Per il resto c’è continuità assoluta. Se i ministri confermati erano otto, i sottosegretari sono più del doppio: 17. Caso limite quello del Viminale, dove non solo Angelino Alfano ha conservato l’incarico di ministro malgrado la figuraccia rimediata nel caso Shalabayeva (con tanto di critiche, allora, di Renzi) ma si è visto anche confermare i tre collaboratori, il viceministro Bubbico e i sottosegretari Bocci e Manzione. Al ministero dell’interno nulla è cambiato. Conferma anche per il sottosegretario alla presidenza del Consiglio con delega ai servizi Marco Minniti, agli esteri del viceministro Lapo Pistelli e del sottosegretario Giro e di quasi tutta la squadra dello sviluppo economico, con i viceministri Calenda e De Vincenti e la sottosegretaria Vicari.

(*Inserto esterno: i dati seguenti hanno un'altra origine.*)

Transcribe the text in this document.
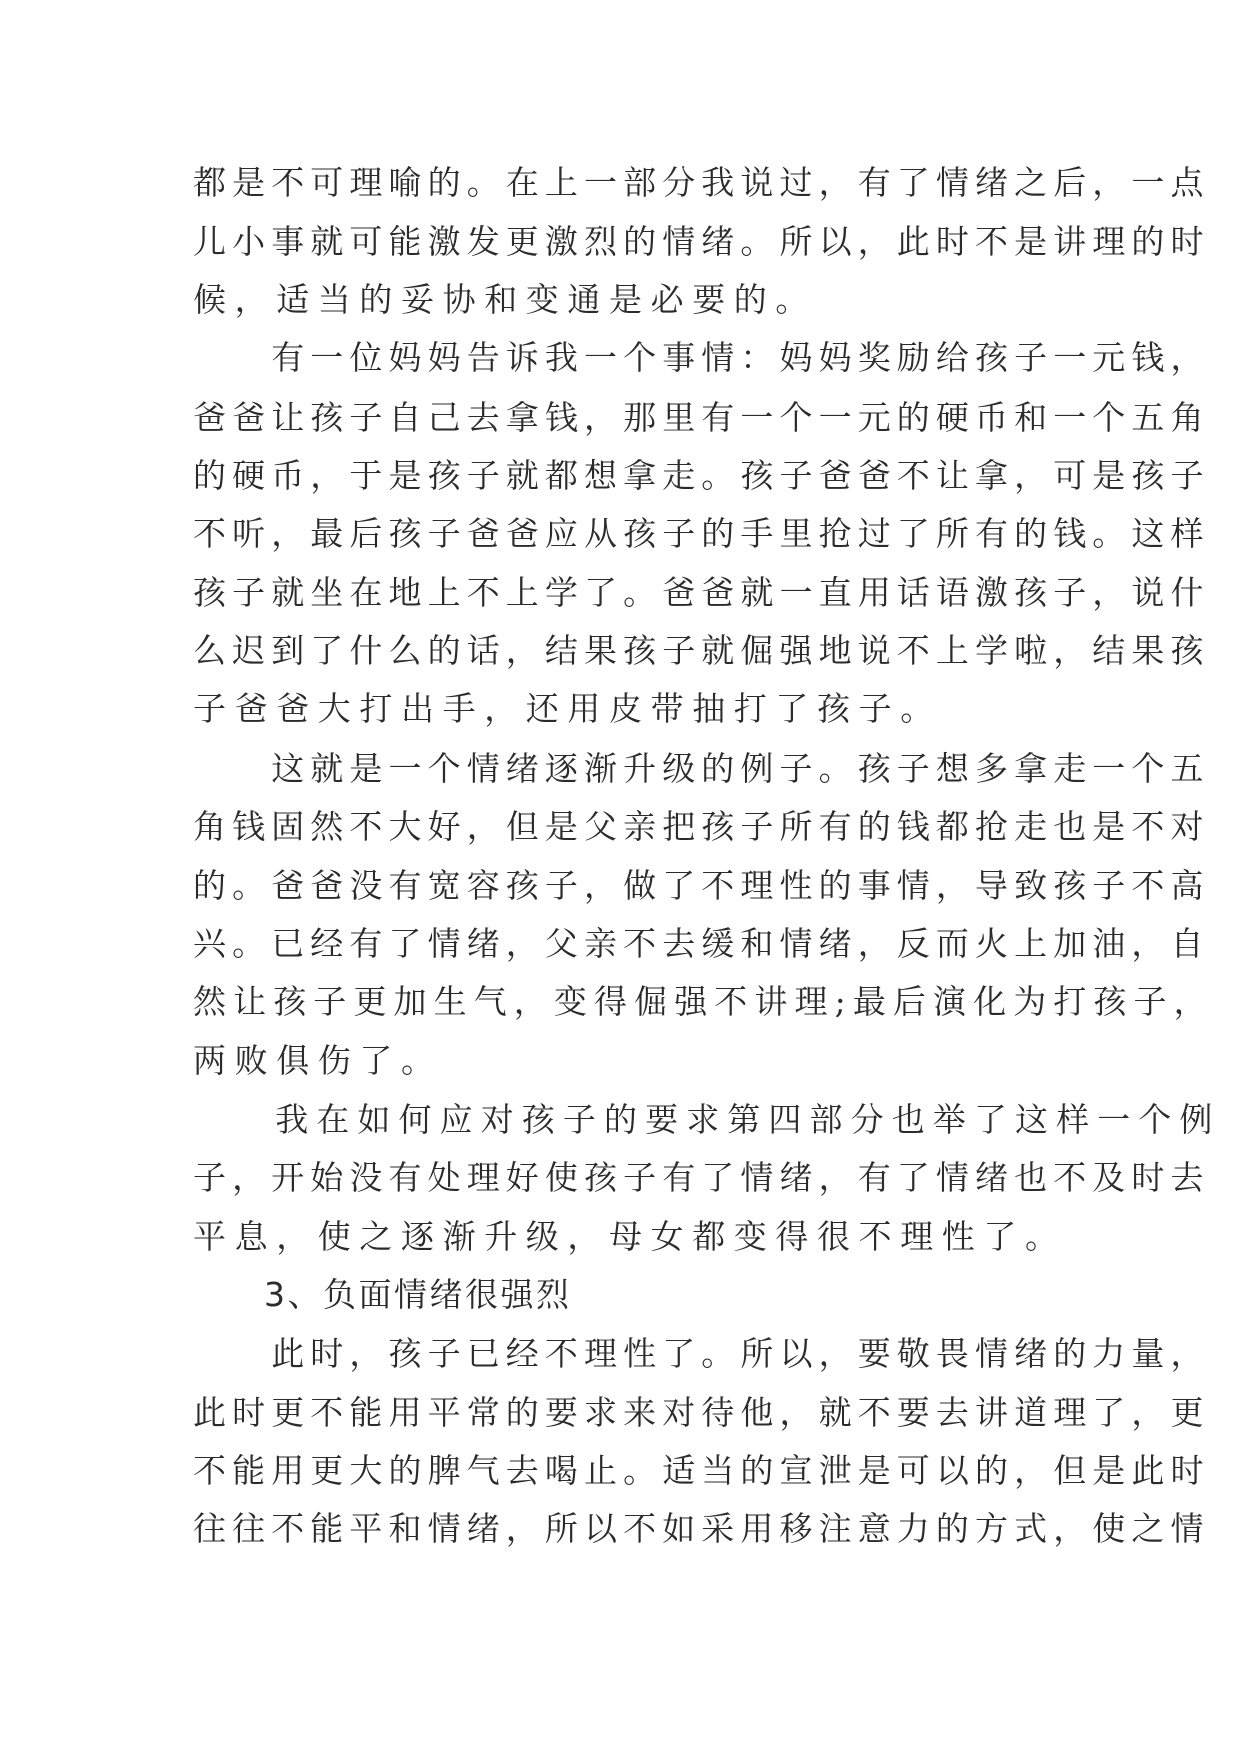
都是不可理喻的。在上一部分我说过，有了情绪之后，一点

儿小事就可能激发更激烈的情绪。所以，此时不是讲理的时

候，适当的妥协和变通是必要的。

　　有一位妈妈告诉我一个事情：妈妈奖励给孩子一元钱，

爸爸让孩子自己去拿钱，那里有一个一元的硬币和一个五角

的硬币，于是孩子就都想拿走。孩子爸爸不让拿，可是孩子

不听，最后孩子爸爸应从孩子的手里抢过了所有的钱。这样

孩子就坐在地上不上学了。爸爸就一直用话语激孩子，说什

么迟到了什么的话，结果孩子就倔强地说不上学啦，结果孩

子爸爸大打出手，还用皮带抽打了孩子。

　　这就是一个情绪逐渐升级的例子。孩子想多拿走一个五

角钱固然不大好，但是父亲把孩子所有的钱都抢走也是不对

的。爸爸没有宽容孩子，做了不理性的事情，导致孩子不高

兴。已经有了情绪，父亲不去缓和情绪，反而火上加油，自

然让孩子更加生气，变得倔强不讲理;最后演化为打孩子，

两败俱伤了。

　　我在如何应对孩子的要求第四部分也举了这样一个例

子，开始没有处理好使孩子有了情绪，有了情绪也不及时去

平息，使之逐渐升级，母女都变得很不理性了。

　　3、负面情绪很强烈

　　此时，孩子已经不理性了。所以，要敬畏情绪的力量，

此时更不能用平常的要求来对待他，就不要去讲道理了，更

不能用更大的脾气去喝止。适当的宣泄是可以的，但是此时

往往不能平和情绪，所以不如采用移注意力的方式，使之情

E veniamo alle novità. Due a palazzo Chigi, coppia di renziani doc come sottosegretari alla presidenza del Consiglio. Ma il primo è un collaboratore storico del segretario Pd, Luca Lotti, e avrà la delega all’editoria, il secondo è una conquista più recente della corrente – via Goffredo Bettini -, Sandro Gozi che avrà la delega pesante agli affari dell’Unione europea. Al ministero delle riforme arriva Ivan Scalfarotto con l’annunciato compito di dedicarsi alle unioni civili, promosso anche Gianclaudio Bressa, grande esperto di legge elettorale e regista per Renzi di diversi passaggi sull’Italicum, peccato gli sia stato trovato posto solo agli affari regionali. Notevole la poltrona di sottosegretario alla difesa per un generale di corpo d’armata, Domenico Rossi. Ex presidente del Cocer, Rossi è stato eletto con Monti ed è adesso con i popolari dell’ex ministro Mauro: la sua candidatura era stata contestata perché si trattava di un generale in servizio attivo, sottocapo di stato maggiore.
Incarico importante quello di Antonello Giacomelli, franceschiniano di esperienza con un passato di direttore di una televisione privata fiorentina, Canale 10, e di collaboratore del gruppo Cecchi Gori. Sarà lui a occuparsi di Telecomunicazioni come sottosegretario allo sviluppo economico, ministero guidato dalla già berlusconiana Federica Guidi. Promossa anche la renziana sarda Francesca Barracciu, vincitrice delle primarie per le regionali ma poi esclusa dalla corsa per la presidenza e anche dalla lista degli assessori perché indagata per i rimborsi regionali: per lei un posto alla cultura. Ma la nomina più importante l’ha probabilmente strappata ancora Alfano, sistemando come vice ministro alla giustizia Enrico Costa, figlio dell’ultimo segretario del partito liberale Raffaele. Da berlusconiano non pentito, Costa junior è stato battagliero capogruppo in commissione giustizia: l’ultima delle leggi ad personam che avrebbe dovuto salvare il Cavaliere, il legittimo impedimento, porta la sua firma.